The Respondent's Reply
The respondent replied noting that the test on an application for summary dismissal and that on costs differs, and that the Appeal Panel, in determining the costs issue, should not be bound by any failure to achieve summary dismissal. Secondly, the respondent noted that the question of fairness is not necessarily one for evidence and that the appeal panel can make a determination on fairness based on the matters before it. The respondent further submitted that the interlocutory decision period was not the subject of any application for costs and so that period is not relevantly part of this application. Finally, the respondent noted that the failure by the respondent to appeal from the interlocutory decision cannot amount to an acceptance of the decision when the respondent went on to seek to have the substantive position determined.
Consideration
Consideration of s 88(1A) requires, firstly, reaching of a state of satisfaction on the part of the Appeal Panel that it is fair to order costs having regard to a number of factors. In this application the relevant factors are "the relative strengths of the claims made by each of the parties including whether a party has made a claim that had no tenable basis in fact or law".
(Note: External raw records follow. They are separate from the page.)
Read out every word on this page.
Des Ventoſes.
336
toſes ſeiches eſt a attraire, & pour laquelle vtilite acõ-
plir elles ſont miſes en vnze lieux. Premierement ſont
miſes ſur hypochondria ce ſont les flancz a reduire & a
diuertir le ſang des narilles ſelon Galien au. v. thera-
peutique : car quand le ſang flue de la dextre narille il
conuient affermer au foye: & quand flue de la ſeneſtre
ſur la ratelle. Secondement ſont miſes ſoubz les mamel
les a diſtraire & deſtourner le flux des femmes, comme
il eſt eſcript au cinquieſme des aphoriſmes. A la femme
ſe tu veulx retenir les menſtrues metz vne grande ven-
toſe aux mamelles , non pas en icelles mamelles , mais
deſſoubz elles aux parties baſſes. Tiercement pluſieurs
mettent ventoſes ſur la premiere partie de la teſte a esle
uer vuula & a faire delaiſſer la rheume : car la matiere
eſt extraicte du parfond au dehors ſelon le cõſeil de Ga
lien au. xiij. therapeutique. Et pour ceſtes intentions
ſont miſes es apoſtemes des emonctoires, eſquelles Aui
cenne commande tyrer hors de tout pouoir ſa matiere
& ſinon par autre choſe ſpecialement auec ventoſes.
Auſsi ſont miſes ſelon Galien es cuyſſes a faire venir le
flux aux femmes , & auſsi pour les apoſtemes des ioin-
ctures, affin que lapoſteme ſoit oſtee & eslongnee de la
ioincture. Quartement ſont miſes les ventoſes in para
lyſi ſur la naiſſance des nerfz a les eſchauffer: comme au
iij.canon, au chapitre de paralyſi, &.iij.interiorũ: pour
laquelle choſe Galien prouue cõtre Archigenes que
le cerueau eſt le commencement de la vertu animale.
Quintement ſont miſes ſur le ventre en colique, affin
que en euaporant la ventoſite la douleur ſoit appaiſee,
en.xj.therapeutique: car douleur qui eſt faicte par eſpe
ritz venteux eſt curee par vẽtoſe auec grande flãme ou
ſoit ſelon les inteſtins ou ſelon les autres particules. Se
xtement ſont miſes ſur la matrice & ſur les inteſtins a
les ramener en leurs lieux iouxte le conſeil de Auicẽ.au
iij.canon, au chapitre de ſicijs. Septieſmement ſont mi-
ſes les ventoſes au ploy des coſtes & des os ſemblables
It appears to the Appeal Panel that the only conclusion that can be reached is that the reasons of the Appeal Panel in the determination of this appeal demonstrate that there was indeed no basis of fact or law which would enable the applicant to succeed. The interlocutory decision merely determined that the matter could proceed to a final hearing. The findings of Judicial Member Verick were not, of their very nature, binding on the Appeal Panel. When one looks at the meaning of "owner" in the Land Tax Management Act 1956 and the terms of the finding of Mason P in Macary , the appeal was bound to fail.
It is the Appeal Panel's view that given the impact of the interlocutory decision, it could be said that, while the proceedings were ultimately untenable, it may not be "fair" to award costs against the applicant in the Tribunal below. The role of the Tribunal at first instance is administrative; it has the task of making the "correct and preferable" decision in the circumstances. It did so, taking into account the matters raised by Judicial Member Verick, and gave a decision which was clearly correct in the light of the authorities. Once the judicial member had determined those proceedings in unambiguous and clear terms, it was the position that the appeal, involving as it did a direct application of a Court of Appeal decision binding upon the Tribunal, was bound to fail. It can be said that after the determination of the Tribunal below, the applicant was on notice that the Macary judgment in particular was adverse to its success, and that in proceeding to have a determination of an appeal in the circumstances was "untenable". In other words, while it would not be "fair" to impose costs for the hearing below, it is "fair" to do so on the application before the Appeal Panel.
It appears to us to be fair to order costs of the Appeal Panel proceedings on that basis but in our view not of the proceedings in the Tribunal below. The respondent, in applying for costs, has been more successful than not. Accordingly, our decision is that the costs of the appeal and of the argument as to costs be paid on the ordinary basis by the applicant.